Echoes from the ARF part III… What more does Stan of Coca-Cola want from us?
What he wants from us besides brilliance and guts is speed. “Information, insights, action: want it all, right now.” Anything less won’t cut it.
While we struggle with online quality, the end users seek to move forward. Their tolerance has more than worn thin. Stan can’t be the only one.
Yet, when costs for quality become the issue, and they inevitably always do, the answers are vague. One panel respondent, when asked if her company would pay more, answered: “Sure.” The point died there.
Echoes from the ARF part II…More from Sthanunathan
Let us listen to Stan. Why not? Few others are as eloquent or as outspoken. Besides he is the most quotable.
He is now well known for calling quality “table stakes”, that is the minimum needed to move forward in the research game. There is a certain degree of symmetry to his thinking. We are the keepers of the sample frame. He is the end user of our intellectual output. We must innovate and in his words, “Develop the product, short list the flavor, design the label.”

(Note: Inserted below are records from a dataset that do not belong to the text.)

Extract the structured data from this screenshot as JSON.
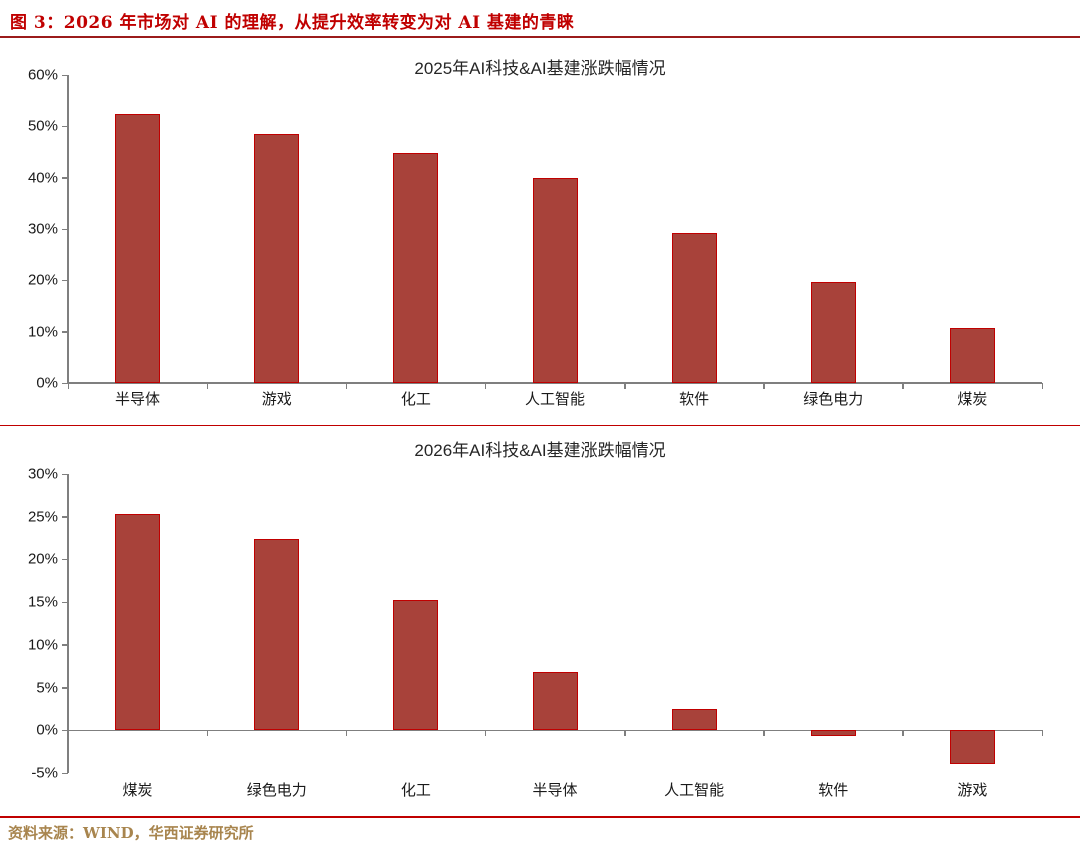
{
  "header": {
    "figure_title": "图 3：2026 年市场对 AI 的理解，从提升效率转变为对 AI 基建的青睐"
  },
  "source": {
    "text": "资料来源：WIND，华西证券研究所"
  },
  "colors": {
    "figure_title": "#c00000",
    "bar_fill": "#a8423a",
    "bar_border": "#c00000",
    "axis": "#7f7f7f",
    "source_text": "#a8854e"
  },
  "chart_data": [
    {
      "type": "bar",
      "title": "2025年AI科技&AI基建涨跌幅情况",
      "categories": [
        "半导体",
        "游戏",
        "化工",
        "人工智能",
        "软件",
        "绿色电力",
        "煤炭"
      ],
      "values": [
        52.5,
        48.5,
        44.8,
        39.9,
        29.2,
        19.7,
        10.7
      ],
      "unit": "%",
      "xlabel": "",
      "ylabel": "",
      "ylim": [
        0,
        60
      ],
      "ytick_step": 10,
      "grid": false,
      "legend": "none"
    },
    {
      "type": "bar",
      "title": "2026年AI科技&AI基建涨跌幅情况",
      "categories": [
        "煤炭",
        "绿色电力",
        "化工",
        "半导体",
        "人工智能",
        "软件",
        "游戏"
      ],
      "values": [
        25.3,
        22.4,
        15.2,
        6.8,
        2.5,
        -0.7,
        -3.9
      ],
      "unit": "%",
      "xlabel": "",
      "ylabel": "",
      "ylim": [
        -5,
        30
      ],
      "ytick_step": 5,
      "grid": false,
      "legend": "none"
    }
  ]
}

Nothing less will do. Debates over quality must come to an end. Stan won’t pay for better quality; he doesn’t even want to entertain the debate. If it becomes his responsibility to keep the sample frame than he is looking backwards, doing the tasks we should be trained to accomplish.

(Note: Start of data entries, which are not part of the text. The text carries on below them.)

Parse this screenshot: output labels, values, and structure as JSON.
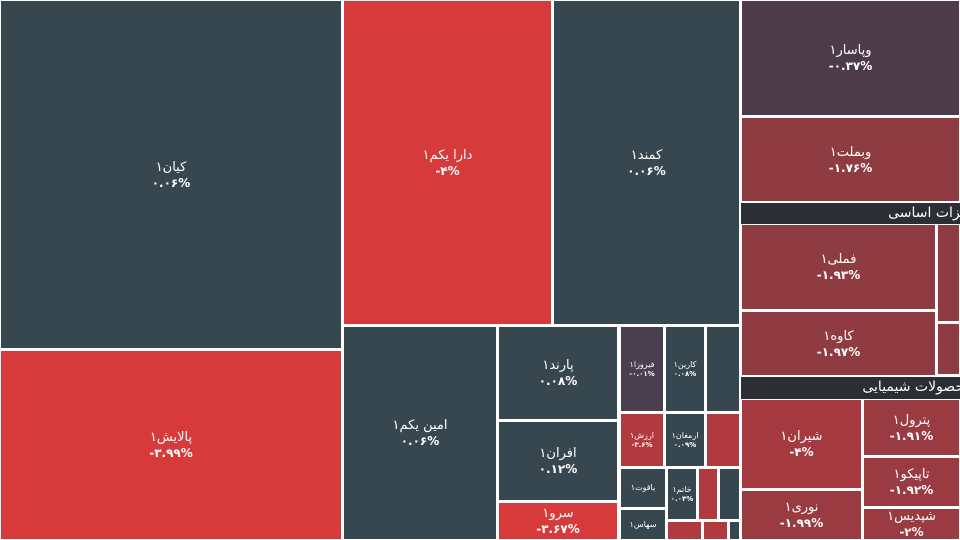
{
  "tiles": [
    {
      "name": "کیان۱",
      "change": "۰.۰۶%"
    },
    {
      "name": "پالایش۱",
      "change": "-۳.۹۹%"
    },
    {
      "name": "دارا یکم۱",
      "change": "-۴%"
    },
    {
      "name": "کمند۱",
      "change": "۰.۰۶%"
    },
    {
      "name": "امین یکم۱",
      "change": "۰.۰۶%"
    },
    {
      "name": "پارند۱",
      "change": "۰.۰۸%"
    },
    {
      "name": "افران۱",
      "change": "۰.۱۲%"
    },
    {
      "name": "سرو۱",
      "change": "-۳.۶۷%"
    },
    {
      "name": "فیروزا۱",
      "change": "-۰.۰۱%"
    },
    {
      "name": "کارین۱",
      "change": "۰.۰۸%"
    },
    {
      "name": "ارزش۱",
      "change": "-۳.۶%"
    },
    {
      "name": "ارمغان۱",
      "change": "۰.۰۹%"
    },
    {
      "name": "یاقوت۱"
    },
    {
      "name": "خاتم۱",
      "change": "۰.۰۴%"
    },
    {
      "name": "سهاس۱"
    },
    {
      "name": "وپاسار۱",
      "change": "-۰.۳۷%"
    },
    {
      "name": "وبملت۱",
      "change": "-۱.۷۶%"
    },
    {
      "name": "فملی۱",
      "change": "-۱.۹۳%"
    },
    {
      "name": "کاوه۱",
      "change": "-۱.۹۷%"
    },
    {
      "name": "شیران۱",
      "change": "-۴%"
    },
    {
      "name": "پترول۱",
      "change": "-۱.۹۱%"
    },
    {
      "name": "تاپیکو۱",
      "change": "-۱.۹۲%"
    },
    {
      "name": "نوری۱",
      "change": "-۱.۹۹%"
    },
    {
      "name": "شپدیس۱",
      "change": "-۲%"
    }
  ],
  "sectors": [
    "فلزات اساسی",
    "محصولات شیمیایی"
  ]
}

Echoes from the ARF… Research: “Driving forward while looking through the rear view mirror.”
It’s not a pretty prospect. “No company has become great by looking back.” Market research is at that fateful fork in the road where either it shakes the quality debate or it is forever going to be explaining itself.
End users have no wish to wallow in our troubles. They see opportunity beyond those recessionary hills and either we fill their needs or are left to lick our wounds. Business “…as usual is not an option….inspiration and provocation are needed to drive transformation and change.” “If transformation does not happen, we will be left behind.”
There is a seat for us at the corporate table but it is to drive focus on return on investment, “To help companies seek what we (they) don’t know.” They would say, “We don’t know what we don’t know and we don’t know how to know what we don’t know.”
All these quotes are from the very quotable Stan Sthanunathan, research chair of Coca-Cola. His rhetoric is a telling measure of unspoken end user opinion. Few of them are willing to put themselves out there as does Stan. His is a lightning rod position as chair of the Advertising Research Foundation’s important research quality effort. He is also a chosen keynote and at the ARF’s annual meeting he was freed to voice his vociferous opinions.